Nach dem Eckpunkte-Papier von Bundesjustizministerin Sabine Leutheusser-Schnarrenberger, aus dem mehrere überregionale Tageszeitungen in ihren Mittwochsausgaben zitieren, soll die rituelle Beschneidung eines männlichen Kindes zwar als Körperverletzung gelten, aber nicht rechtswidrig sein, wenn zwei Bedingungen erfüllt sind: So müssten eine Einwilligung der Eltern vorliegen und der Eingriff nach den Regeln der ärztlichen Kunst erfolgen.

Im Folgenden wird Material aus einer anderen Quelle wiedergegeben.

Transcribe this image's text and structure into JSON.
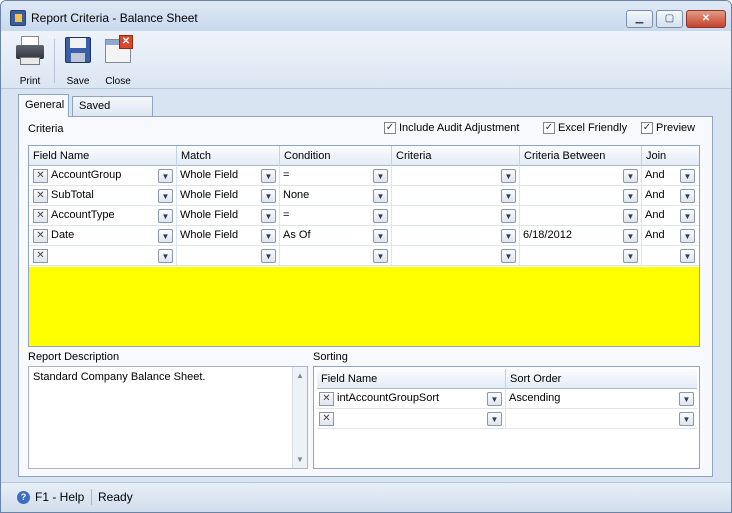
{
  "window": {
    "title": "Report Criteria - Balance Sheet",
    "controls": {
      "minimize": "▁",
      "maximize": "▢",
      "close": "✕"
    }
  },
  "toolbar": {
    "print_label": "Print",
    "save_label": "Save",
    "close_label": "Close"
  },
  "tabs": [
    {
      "label": "General",
      "active": true
    },
    {
      "label": "Saved Criteria",
      "active": false
    }
  ],
  "criteria": {
    "section_label": "Criteria",
    "options": [
      {
        "label": "Include Audit Adjustment",
        "checked": true
      },
      {
        "label": "Excel Friendly",
        "checked": true
      },
      {
        "label": "Preview",
        "checked": true
      }
    ],
    "columns": [
      "Field Name",
      "Match",
      "Condition",
      "Criteria",
      "Criteria Between",
      "Join"
    ],
    "rows": [
      {
        "field": "AccountGroup",
        "match": "Whole Field",
        "condition": "=",
        "criteria": "",
        "between": "",
        "join": "And"
      },
      {
        "field": "SubTotal",
        "match": "Whole Field",
        "condition": "None",
        "criteria": "",
        "between": "",
        "join": "And"
      },
      {
        "field": "AccountType",
        "match": "Whole Field",
        "condition": "=",
        "criteria": "",
        "between": "",
        "join": "And"
      },
      {
        "field": "Date",
        "match": "Whole Field",
        "condition": "As Of",
        "criteria": "",
        "between": "6/18/2012",
        "join": "And"
      },
      {
        "field": "",
        "match": "",
        "condition": "",
        "criteria": "",
        "between": "",
        "join": ""
      }
    ],
    "highlight_color": "#ffff00"
  },
  "report_description": {
    "label": "Report Description",
    "text": "Standard Company Balance Sheet."
  },
  "sorting": {
    "label": "Sorting",
    "columns": [
      "Field Name",
      "Sort Order"
    ],
    "rows": [
      {
        "field": "intAccountGroupSort",
        "order": "Ascending"
      },
      {
        "field": "",
        "order": ""
      }
    ]
  },
  "status": {
    "help": "F1 - Help",
    "state": "Ready"
  },
  "icons": {
    "remove": "✕",
    "dropdown": "▼",
    "check": "✓",
    "help": "?",
    "scroll_up": "▲",
    "scroll_down": "▼"
  }
}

Bundesjustizministerin Sabine Leutheusser-Schnarrenberger (Foto: dpa)
Justizministerin Sabine Leutheusser-SchnarrenbergerBild: picture-alliance/dpa

Laut der Vorlage dürfen in den ersten sechs Monaten nach der Geburt des Kindes auch besonders geschulte Nicht-Mediziner Beschneidungen durchführen, wenn sie von ihrer Religionsgemeinschaft dafür vorgesehen sind. Weiter heißt es, die Erlaubnis gelte nicht, "wenn durch die Beschneidung auch unter Berücksichtigung ihres Zwecks das Kindeswohl gefährdet ist".

Erlaubnis auch für nicht-religiöse Beschneidungen

Der Gesetzentwurf beziehe sich ausdrücklich nicht auf eine religiöse Motivation der Eltern. Die Rechtspraxis sähe sich sonst vor die schwierige Aufgabe gestellt, den Inhalt religiöser Überzeugungen ermitteln zu müssen. In dem Papier werde darauf verwiesen, dass Eltern die weltweit verbreitete Beschneidung aus unterschiedlichen Gründen für "kindeswohldienlich" halten. Eine Regelung allein für eine religiös motivierte Beschneidung von jüdischen und muslimischen Jungen würde daher den unterschiedlichen Zielsetzungen nicht gerecht.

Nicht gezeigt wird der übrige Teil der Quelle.